By default, any host is permitted to issue recursive queries against configured forwarders. The IdM installation script automatically adds a line to the /etc/named.conf file to allow these recursive queries.
        forward first;
        forwarders { 10.16.36.29; };
        allow-recursion { any; };
This behavior can be changed in the allow-recursion statement.
  1. Open the /etc/named.conf file.
  2. Reset the allow-recursion statement. This is set to any by default, which allows all hosts to resolve names against all forwarders.
            forward first;
            forwarders { 10.16.36.29; };
            allow-recursion { any; };
  3. Restart the named service.
    service named restart
The name server documentation has more details on editing configuration statements.

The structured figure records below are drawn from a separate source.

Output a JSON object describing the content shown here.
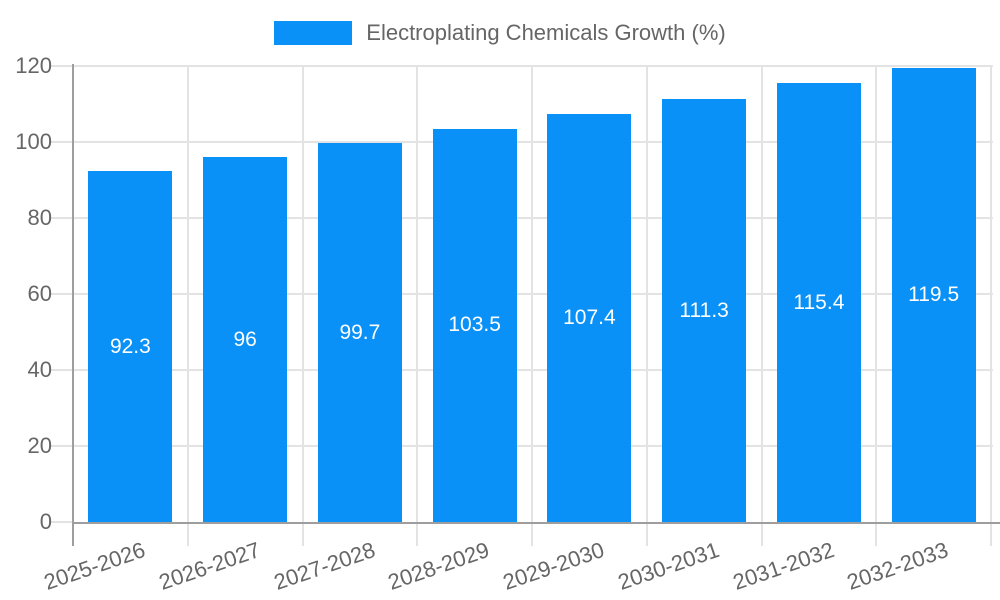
{
  "legend": {
    "label": "Electroplating Chemicals Growth (%)"
  },
  "chart_data": {
    "type": "bar",
    "title": "Electroplating Chemicals Growth (%)",
    "categories": [
      "2025-2026",
      "2026-2027",
      "2027-2028",
      "2028-2029",
      "2029-2030",
      "2030-2031",
      "2031-2032",
      "2032-2033"
    ],
    "values": [
      92.3,
      96,
      99.7,
      103.5,
      107.4,
      111.3,
      115.4,
      119.5
    ],
    "xlabel": "",
    "ylabel": "",
    "ylim": [
      0,
      120
    ],
    "yticks": [
      0,
      20,
      40,
      60,
      80,
      100,
      120
    ],
    "grid": true,
    "legend_position": "top",
    "colors": {
      "bar": "#0a91f7",
      "axis": "#9e9e9e",
      "gridline": "#e3e3e3",
      "tick_label": "#666666",
      "legend_text": "#666666",
      "value_label": "#ffffff"
    }
  }
}
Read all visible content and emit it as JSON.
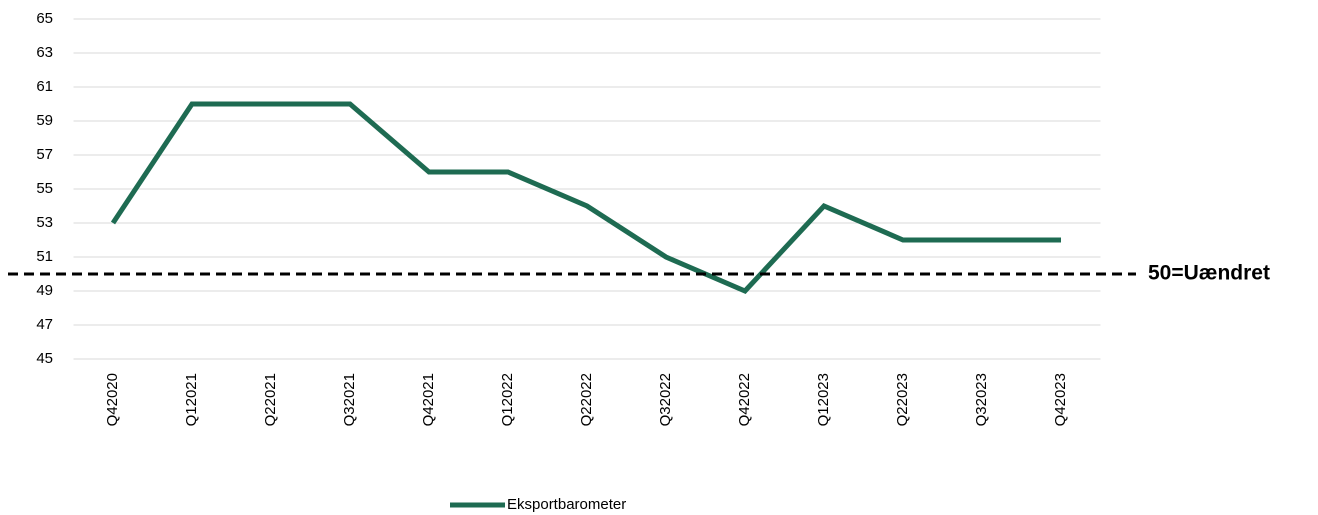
{
  "chart_data": {
    "type": "line",
    "categories": [
      "Q42020",
      "Q12021",
      "Q22021",
      "Q32021",
      "Q42021",
      "Q12022",
      "Q22022",
      "Q32022",
      "Q42022",
      "Q12023",
      "Q22023",
      "Q32023",
      "Q42023"
    ],
    "series": [
      {
        "name": "Eksportbarometer",
        "color": "#1e6b52",
        "values": [
          53,
          60,
          60,
          60,
          56,
          56,
          54,
          51,
          49,
          54,
          52,
          52,
          52
        ]
      }
    ],
    "ylim": [
      45,
      65
    ],
    "yticks": [
      45,
      47,
      49,
      51,
      53,
      55,
      57,
      59,
      61,
      63,
      65
    ],
    "grid": true,
    "reference_line": {
      "value": 50,
      "label": "50=Uændret"
    },
    "legend": "bottom"
  }
}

17.10. Resolving Hostnames in the IdM Domain

It is possible to check the DNS entries for IdM domain members using the dns-resolve command. If the record exists and is properly formatted in the DNS configuration, then the command returns the DNS record. If not, the command returns an error, that the hostname is not recognized within the DNS service.
$ipa dns-resolve server1.example.com
This can be helpful with troubleshooting connection problems between servers, clients, and services.


[6] Any updated schema files, included updated DNS schema elements, are located in the /usr/share/ipa/updates directory.